Long before European explorers probed into this land called California, its Stone Age, mostly Asian inhabitants, arrived here by traversing the Bering Strait, and over the centuries that followed a wide variety of cultures developed and prospered.
The Portuguese navigator, Juan Rodríguez Cabrillo, arrived along the California coastline in 1542. His two-ship expedition came ashore in San Diego Bay and he claimed the land for the Spanish Crown.
In 1579, the English explorer, Sir Francis Drake, sailing along the northern coastline found a suitable port where he was able to repair and restock his ships. He subsequently claimed the land for England in the name of Queen Elizabeth I.
In the late 1700's, Gaspar de Portolà, the then Spanish Governor of Baja California set out on land and sea with expeditions to settle more areas in the north.
One of his land expeditions arrived at present-day San Diego; they established the Presidio (or fort) of San Diego; then proceeded onward to the present-day sites of Los Angeles, Santa Monica, Santa Barbara, San Simeon and the Salinas River.
Sea explorers from one of Portola's many expeditions were the first Spaniards to view San Francisco Bay In fact, during most of the 17th century, Spanish expeditions continued across California as they established numerous missions and presidios (forts).
California remained under the control of Spain until Mexico's War of Independence with Spain ended in 1821, thus making California a part of Mexico.
During the Mexican-American War (1846-1848), when both nations were fighting for control of Texas, a small group of rebellious white settlers in Sonoma declared independence from Mexico (the Bear Flag Revolt).
That short-lived California Republic was soon merged into the expanding United States of America, as Mexico lost the war and eventually sold California and other territories to the U.S.
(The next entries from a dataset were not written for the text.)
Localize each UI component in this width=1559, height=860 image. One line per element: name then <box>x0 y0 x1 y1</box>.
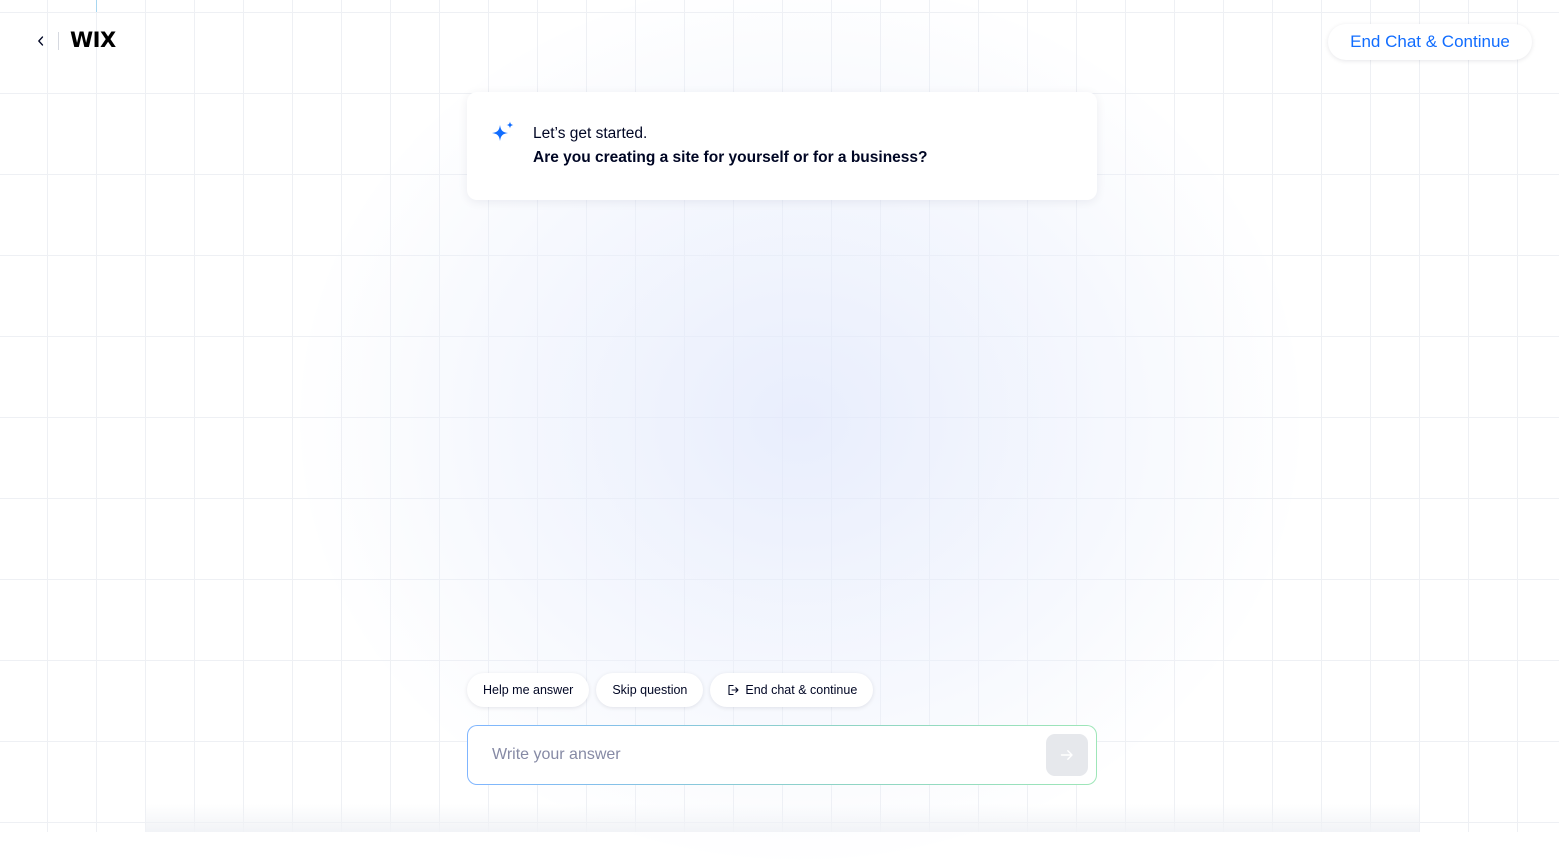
wix-logo[interactable]: WIX <box>70 28 116 52</box>
help-me-answer-button[interactable]: Help me answer <box>467 673 590 707</box>
exit-icon <box>726 683 740 697</box>
skip-question-label: Skip question <box>612 683 688 697</box>
end-chat-chip-label: End chat & continue <box>745 683 858 697</box>
end-chat-continue-label: End Chat & Continue <box>1350 32 1510 51</box>
arrow-right-icon <box>1059 747 1075 763</box>
back-button[interactable] <box>30 30 52 52</box>
greeting-text: Let’s get started. <box>533 125 648 142</box>
question-text: Are you creating a site for yourself or … <box>533 149 928 166</box>
skip-question-button[interactable]: Skip question <box>596 673 704 707</box>
suggestion-chips: Help me answer Skip question End chat & … <box>467 673 874 707</box>
end-chat-chip-button[interactable]: End chat & continue <box>710 673 874 707</box>
top-accent-line <box>96 0 97 12</box>
answer-input[interactable] <box>492 726 1032 784</box>
sparkle-icon <box>489 120 517 148</box>
help-me-answer-label: Help me answer <box>483 683 574 697</box>
chevron-left-icon <box>36 35 46 47</box>
assistant-message-card: Let’s get started. Are you creating a si… <box>467 92 1097 200</box>
bottom-fade <box>145 804 1419 832</box>
answer-box <box>467 725 1097 785</box>
answer-box-inner <box>468 726 1096 784</box>
header-divider <box>58 32 59 50</box>
send-button[interactable] <box>1046 734 1088 776</box>
end-chat-continue-button[interactable]: End Chat & Continue <box>1328 24 1532 60</box>
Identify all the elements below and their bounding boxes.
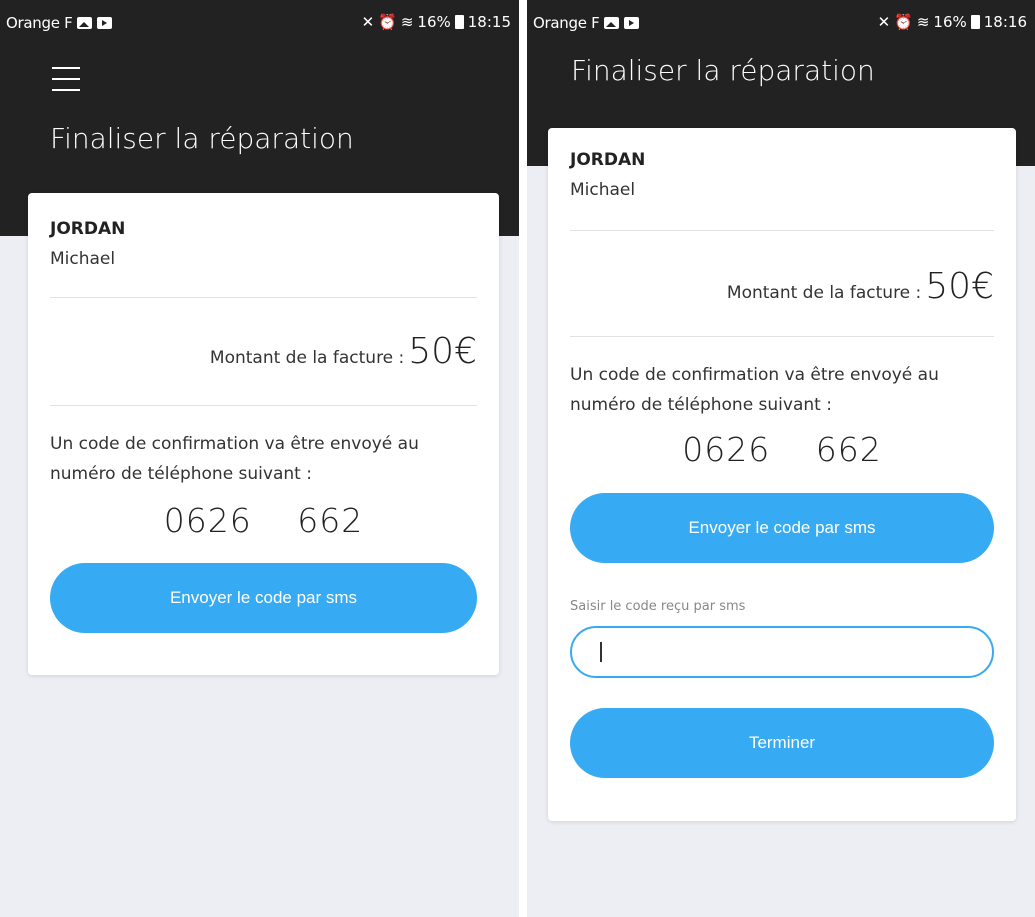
page-title: Finaliser la réparation [571, 54, 875, 87]
invoice-amount-row: Montant de la facture : 50€ [210, 331, 477, 372]
mute-icon: ✕ [877, 13, 891, 31]
repair-card: JORDAN Michael Montant de la facture : 5… [548, 128, 1016, 821]
invoice-amount: 50€ [408, 331, 477, 372]
text-cursor [600, 642, 602, 662]
status-indicators: ✕ ⏰ ≋ 16% 18:16 [874, 13, 1027, 31]
divider [570, 230, 994, 231]
carrier-name: Orange F [533, 14, 600, 32]
invoice-label: Montant de la facture : [209, 348, 405, 368]
video-notification-icon [97, 17, 113, 29]
clock: 18:16 [983, 13, 1027, 31]
code-field-label: Saisir le code reçu par sms [570, 599, 746, 614]
battery-icon [454, 15, 464, 29]
alarm-icon: ⏰ [378, 13, 397, 31]
invoice-label: Montant de la facture : [726, 283, 922, 303]
status-bar: Orange F ✕ ⏰ ≋ 16% 18:16 [527, 0, 1035, 42]
finish-button[interactable]: Terminer [570, 708, 994, 778]
send-sms-code-button[interactable]: Envoyer le code par sms [570, 493, 994, 563]
divider [50, 297, 477, 298]
phone-number: 0626 662 [163, 501, 364, 540]
status-bar: Orange F ✕ ⏰ ≋ 16% 18:15 [0, 0, 519, 42]
screen-send-code: Orange F ✕ ⏰ ≋ 16% 18:15 Finaliser la répara… [0, 0, 519, 917]
page-title: Finaliser la réparation [50, 122, 354, 155]
battery-percent: 16% [933, 13, 967, 31]
carrier-label: Orange F [6, 14, 113, 32]
repair-card: JORDAN Michael Montant de la facture : 5… [28, 193, 499, 675]
invoice-amount: 50€ [925, 266, 994, 307]
mute-icon: ✕ [361, 13, 375, 31]
send-sms-code-button[interactable]: Envoyer le code par sms [50, 563, 477, 633]
hamburger-menu-icon[interactable] [52, 67, 80, 91]
invoice-amount-row: Montant de la facture : 50€ [727, 266, 994, 307]
customer-last-name: JORDAN [570, 150, 646, 170]
phone-number: 0626 662 [682, 430, 882, 469]
image-notification-icon [604, 17, 620, 29]
divider [50, 405, 477, 406]
alarm-icon: ⏰ [894, 13, 913, 31]
status-indicators: ✕ ⏰ ≋ 16% 18:15 [358, 13, 511, 31]
screen-divider [519, 0, 527, 917]
wifi-signal-icon: ≋ [400, 13, 414, 31]
carrier-label: Orange F [533, 14, 640, 32]
sms-code-input[interactable] [570, 626, 994, 678]
battery-percent: 16% [417, 13, 451, 31]
confirmation-text: Un code de confirmation va être envoyé a… [50, 434, 419, 484]
wifi-signal-icon: ≋ [916, 13, 930, 31]
divider [570, 336, 994, 337]
customer-last-name: JORDAN [50, 219, 126, 239]
video-notification-icon [624, 17, 640, 29]
carrier-name: Orange F [6, 14, 73, 32]
screen-enter-code: Orange F ✕ ⏰ ≋ 16% 18:16 Finaliser la répara… [527, 0, 1035, 917]
confirmation-text: Un code de confirmation va être envoyé a… [570, 365, 939, 415]
customer-first-name: Michael [50, 249, 116, 269]
customer-first-name: Michael [570, 180, 636, 200]
clock: 18:15 [467, 13, 511, 31]
battery-icon [970, 15, 980, 29]
image-notification-icon [77, 17, 93, 29]
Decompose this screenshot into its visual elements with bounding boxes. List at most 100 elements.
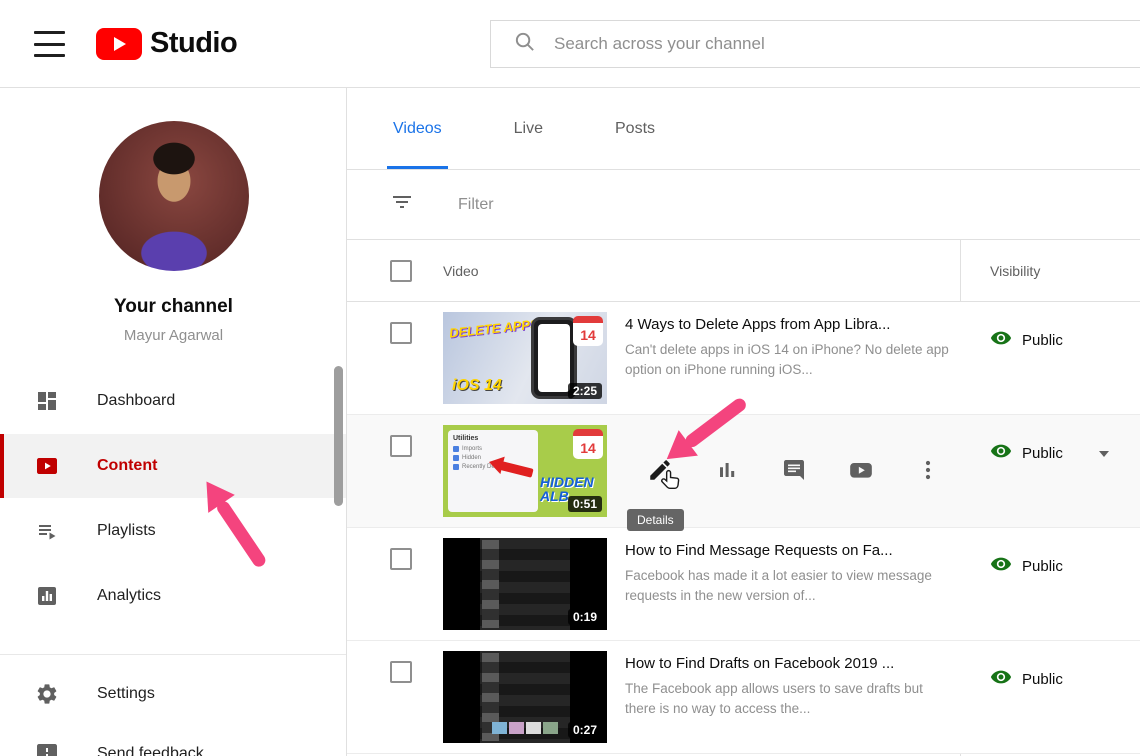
row-checkbox[interactable] [390, 548, 412, 570]
youtube-studio-app: Studio Your channel Mayur Agarwal Dashbo… [0, 0, 1140, 756]
table-header: Video Visibility [347, 240, 1140, 302]
public-eye-icon [990, 440, 1012, 467]
row-checkbox[interactable] [390, 322, 412, 344]
video-rows: DELETE APPS iOS 14 14 2:25 4 Ways to Del… [347, 302, 1140, 754]
thumbnail-text: Utilities [453, 435, 533, 442]
channel-search-bar [490, 20, 1140, 68]
video-title[interactable]: How to Find Drafts on Facebook 2019 ... [625, 655, 951, 672]
settings-gear-icon [35, 682, 59, 706]
table-row: DELETE APPS iOS 14 14 2:25 4 Ways to Del… [347, 302, 1140, 415]
video-title[interactable]: How to Find Message Requests on Fa... [625, 542, 951, 559]
mouse-cursor-hand [659, 469, 683, 500]
video-duration: 0:27 [568, 722, 602, 738]
youtube-studio-logo[interactable]: Studio [96, 27, 237, 60]
sidebar-item-send-feedback[interactable]: Send feedback [0, 722, 346, 756]
calendar-badge: 14 [573, 429, 603, 459]
filter-icon [390, 190, 414, 219]
thumbnail-strip-graphic [492, 722, 558, 734]
calendar-badge: 14 [573, 316, 603, 346]
search-input[interactable] [554, 34, 1074, 54]
table-row: 0:27 How to Find Drafts on Facebook 2019… [347, 641, 1140, 754]
content-main: Videos Live Posts Filter Video Visibilit… [347, 88, 1140, 756]
tab-live[interactable]: Live [514, 88, 543, 169]
table-row: 0:19 How to Find Message Requests on Fa.… [347, 528, 1140, 641]
tab-videos[interactable]: Videos [393, 88, 442, 169]
content-icon [35, 454, 59, 478]
tab-label: Live [514, 120, 543, 138]
visibility-label: Public [1022, 332, 1063, 349]
public-eye-icon [990, 666, 1012, 693]
filter-bar[interactable]: Filter [347, 170, 1140, 240]
details-tooltip: Details [627, 509, 684, 531]
video-description: Facebook has made it a lot easier to vie… [625, 566, 951, 607]
video-thumbnail[interactable]: 0:27 [443, 651, 607, 743]
sidebar-scrollbar[interactable] [334, 366, 343, 506]
view-on-youtube-icon[interactable] [848, 457, 874, 483]
feedback-icon [35, 742, 59, 756]
column-header-visibility: Visibility [990, 263, 1040, 279]
thumbnail-text: Hidden [462, 455, 481, 461]
thumbnail-text: iOS 14 [452, 377, 502, 395]
search-icon [513, 30, 536, 58]
sidebar-item-label: Content [97, 457, 157, 475]
studio-logo-text: Studio [150, 27, 237, 60]
visibility-label: Public [1022, 671, 1063, 688]
sidebar-item-content[interactable]: Content [0, 434, 346, 498]
sidebar-item-settings[interactable]: Settings [0, 662, 346, 726]
playlists-icon [35, 519, 59, 543]
video-thumbnail[interactable]: 0:19 [443, 538, 607, 630]
sidebar-item-playlists[interactable]: Playlists [0, 499, 346, 563]
table-row-hovered: Utilities Imports Hidden Recently Delete… [347, 415, 1140, 528]
video-description: The Facebook app allows users to save dr… [625, 679, 951, 720]
video-thumbnail[interactable]: DELETE APPS iOS 14 14 2:25 [443, 312, 607, 404]
row-checkbox[interactable] [390, 661, 412, 683]
sidebar-divider [0, 654, 346, 655]
channel-content-tabs: Videos Live Posts [347, 88, 1140, 170]
more-options-dots-icon[interactable] [915, 457, 941, 483]
dashboard-icon [35, 389, 59, 413]
sidebar-item-label: Dashboard [97, 392, 175, 410]
video-thumbnail[interactable]: Utilities Imports Hidden Recently Delete… [443, 425, 607, 517]
column-header-video: Video [443, 263, 479, 279]
thumbnail-text: DELETE APPS [448, 316, 539, 340]
filter-label: Filter [458, 196, 494, 214]
top-header: Studio [0, 0, 1140, 88]
visibility-cell: Public [990, 666, 1063, 693]
select-all-checkbox[interactable] [390, 260, 412, 282]
youtube-play-logo-icon [96, 28, 142, 60]
screenshot-graphic [480, 538, 570, 630]
visibility-cell: Public [990, 553, 1063, 580]
visibility-cell[interactable]: Public [990, 440, 1109, 467]
sidebar-item-label: Analytics [97, 587, 161, 605]
channel-name: Mayur Agarwal [0, 327, 347, 344]
row-hover-actions [647, 457, 941, 483]
tab-posts[interactable]: Posts [615, 88, 655, 169]
video-duration: 0:19 [568, 609, 602, 625]
sidebar-item-analytics[interactable]: Analytics [0, 564, 346, 628]
analytics-bars-icon[interactable] [714, 457, 740, 483]
comments-icon[interactable] [781, 457, 807, 483]
video-description: Can't delete apps in iOS 14 on iPhone? N… [625, 340, 951, 381]
analytics-icon [35, 584, 59, 608]
video-duration: 0:51 [568, 496, 602, 512]
visibility-dropdown-caret-icon[interactable] [1099, 451, 1109, 457]
tab-label: Posts [615, 120, 655, 138]
sidebar: Your channel Mayur Agarwal Dashboard Con… [0, 88, 347, 756]
visibility-label: Public [1022, 558, 1063, 575]
channel-label: Your channel [0, 296, 347, 318]
public-eye-icon [990, 327, 1012, 354]
video-duration: 2:25 [568, 383, 602, 399]
thumbnail-text: Imports [462, 446, 482, 452]
sidebar-item-dashboard[interactable]: Dashboard [0, 369, 346, 433]
video-title[interactable]: 4 Ways to Delete Apps from App Libra... [625, 316, 951, 333]
visibility-cell: Public [990, 327, 1063, 354]
row-checkbox[interactable] [390, 435, 412, 457]
hamburger-menu-icon[interactable] [34, 31, 65, 57]
visibility-label: Public [1022, 445, 1063, 462]
sidebar-item-label: Send feedback [97, 745, 204, 756]
public-eye-icon [990, 553, 1012, 580]
channel-avatar [99, 121, 249, 271]
tab-label: Videos [393, 120, 442, 138]
sidebar-item-label: Playlists [97, 522, 156, 540]
sidebar-item-label: Settings [97, 685, 155, 703]
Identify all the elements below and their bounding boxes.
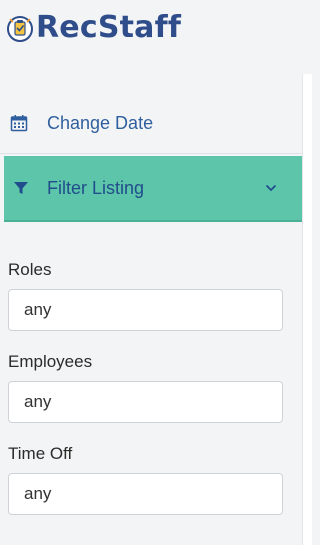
main-content-panel — [302, 74, 312, 545]
sidebar-item-label: Filter Listing — [47, 178, 145, 198]
app-logo[interactable]: RecStaff — [6, 8, 181, 48]
roles-select[interactable] — [8, 289, 283, 331]
chevron-down-icon[interactable] — [264, 181, 278, 195]
clipboard-check-icon — [7, 16, 33, 42]
calendar-icon — [10, 114, 28, 131]
employees-select[interactable] — [8, 381, 283, 423]
time-off-label: Time Off — [8, 444, 73, 463]
filter-icon — [14, 182, 28, 194]
sidebar-item-filter-listing[interactable]: Filter Listing — [4, 156, 302, 222]
app-page: RecStaff Change Date Filter Listing Role… — [0, 0, 312, 545]
app-name: RecStaff — [36, 10, 182, 45]
sidebar-item-label: Change Date — [47, 112, 154, 133]
time-off-select[interactable] — [8, 473, 283, 515]
roles-label: Roles — [8, 260, 52, 279]
employees-label: Employees — [8, 352, 93, 371]
sidebar-item-change-date[interactable]: Change Date — [0, 92, 302, 154]
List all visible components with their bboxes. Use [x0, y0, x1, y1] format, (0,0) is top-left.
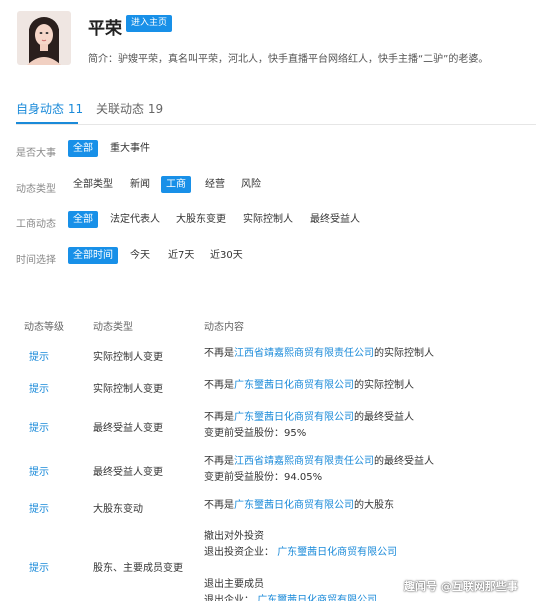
content-text: 退出主要成员 — [204, 579, 264, 590]
filter-business-major-shareholder[interactable]: 大股东变更 — [176, 211, 226, 228]
level-badge: 提示 — [29, 467, 49, 478]
filter-label-type: 动态类型 — [16, 184, 56, 195]
filter-time-7days[interactable]: 近7天 — [168, 247, 194, 264]
filter-type-operation[interactable]: 经营 — [205, 176, 225, 193]
change-type: 最终受益人变更 — [93, 423, 163, 434]
filter-type-risk[interactable]: 风险 — [241, 176, 261, 193]
content-text: 不再是 — [204, 500, 234, 511]
filter-time-today[interactable]: 今天 — [130, 247, 150, 264]
company-link[interactable]: 广东璽茜日化商贸有限公司 — [234, 500, 354, 511]
filter-type-business[interactable]: 工商 — [161, 176, 191, 193]
change-type: 实际控制人变更 — [93, 352, 163, 363]
profile-name: 平荣 — [88, 19, 122, 39]
filter-business-all[interactable]: 全部 — [68, 211, 98, 228]
change-type: 实际控制人变更 — [93, 384, 163, 395]
column-header-type: 动态类型 — [93, 322, 133, 333]
content-text: 的最终受益人 — [354, 412, 414, 423]
filter-major-important[interactable]: 重大事件 — [110, 140, 150, 157]
watermark: 趣闻号 @互联网那些事 — [404, 580, 518, 593]
content-text: 不再是 — [204, 380, 234, 391]
content-text: 不再是 — [204, 412, 234, 423]
change-type: 大股东变动 — [93, 504, 143, 515]
level-badge: 提示 — [29, 384, 49, 395]
level-badge: 提示 — [29, 504, 49, 515]
column-header-level: 动态等级 — [24, 322, 64, 333]
content-line: 退出企业： 广东璽茜日化商贸有限公司 — [204, 593, 397, 601]
filter-type-all[interactable]: 全部类型 — [73, 176, 113, 193]
change-content: 不再是广东璽茜日化商贸有限公司的最终受益人变更前受益股份：95% — [204, 410, 414, 442]
filter-business-controller[interactable]: 实际控制人 — [243, 211, 293, 228]
content-text: 不再是 — [204, 348, 234, 359]
change-type: 最终受益人变更 — [93, 467, 163, 478]
company-link[interactable]: 江西省靖嘉熙商贸有限责任公司 — [234, 456, 374, 467]
tab-divider — [16, 124, 536, 125]
enter-homepage-button[interactable]: 进入主页 — [126, 15, 172, 32]
change-content: 不再是江西省靖嘉熙商贸有限责任公司的实际控制人 — [204, 346, 434, 362]
company-link[interactable]: 广东璽茜日化商贸有限公司 — [234, 412, 354, 423]
content-text: 的最终受益人 — [374, 456, 434, 467]
change-content: 不再是广东璽茜日化商贸有限公司的大股东 — [204, 498, 394, 514]
column-header-content: 动态内容 — [204, 322, 244, 333]
content-line: 退出投资企业： 广东璽茜日化商贸有限公司 — [204, 545, 397, 561]
change-content: 不再是江西省靖嘉熙商贸有限责任公司的最终受益人变更前受益股份：94.05% — [204, 454, 434, 486]
level-badge: 提示 — [29, 423, 49, 434]
content-line: 不再是江西省靖嘉熙商贸有限责任公司的实际控制人 — [204, 346, 434, 362]
filter-label-business: 工商动态 — [16, 219, 56, 230]
tab-own-updates[interactable]: 自身动态 11 — [16, 100, 83, 117]
filter-label-major: 是否大事 — [16, 148, 56, 159]
filter-label-time: 时间选择 — [16, 255, 56, 266]
content-line: 不再是江西省靖嘉熙商贸有限责任公司的最终受益人 — [204, 454, 434, 470]
filter-type-news[interactable]: 新闻 — [130, 176, 150, 193]
content-line: 变更前受益股份：95% — [204, 426, 414, 442]
content-line: 不再是广东璽茜日化商贸有限公司的大股东 — [204, 498, 394, 514]
content-text: 变更前受益股份：95% — [204, 428, 307, 439]
level-badge: 提示 — [29, 563, 49, 574]
company-link[interactable]: 江西省靖嘉熙商贸有限责任公司 — [234, 348, 374, 359]
tab-bar: 自身动态 11 关联动态 19 — [16, 100, 536, 126]
content-text: 的实际控制人 — [374, 348, 434, 359]
filter-business-legal-rep[interactable]: 法定代表人 — [110, 211, 160, 228]
profile-intro: 简介：驴嫂平荣，真名叫平荣，河北人，快手直播平台网络红人，快手主播“二驴”的老婆… — [88, 54, 489, 65]
change-type: 股东、主要成员变更 — [93, 563, 183, 574]
change-content: 不再是广东璽茜日化商贸有限公司的实际控制人 — [204, 378, 414, 394]
content-text: 撤出对外投资 — [204, 531, 264, 542]
tab-related-updates[interactable]: 关联动态 19 — [96, 100, 163, 117]
level-badge: 提示 — [29, 352, 49, 363]
active-tab-indicator — [16, 122, 78, 124]
content-line — [204, 561, 397, 577]
content-text: 变更前受益股份：94.05% — [204, 472, 323, 483]
company-link[interactable]: 广东璽茜日化商贸有限公司 — [257, 595, 377, 601]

With the discovery of gold in late 1848 in the Sierra Nevada foothills - just east of Sacramento - the California Gold Rush began. A flood of 100,000 immigrants from around the world rushed to California searching for the golden riches.
California became the 31st state on September 9, 1850, and the first capital was based in San Jose. That city, along with Benicia and Vallejo (future capital cities) all eventually proved too small and unacceptable, so the capital was finally established in Sacramento.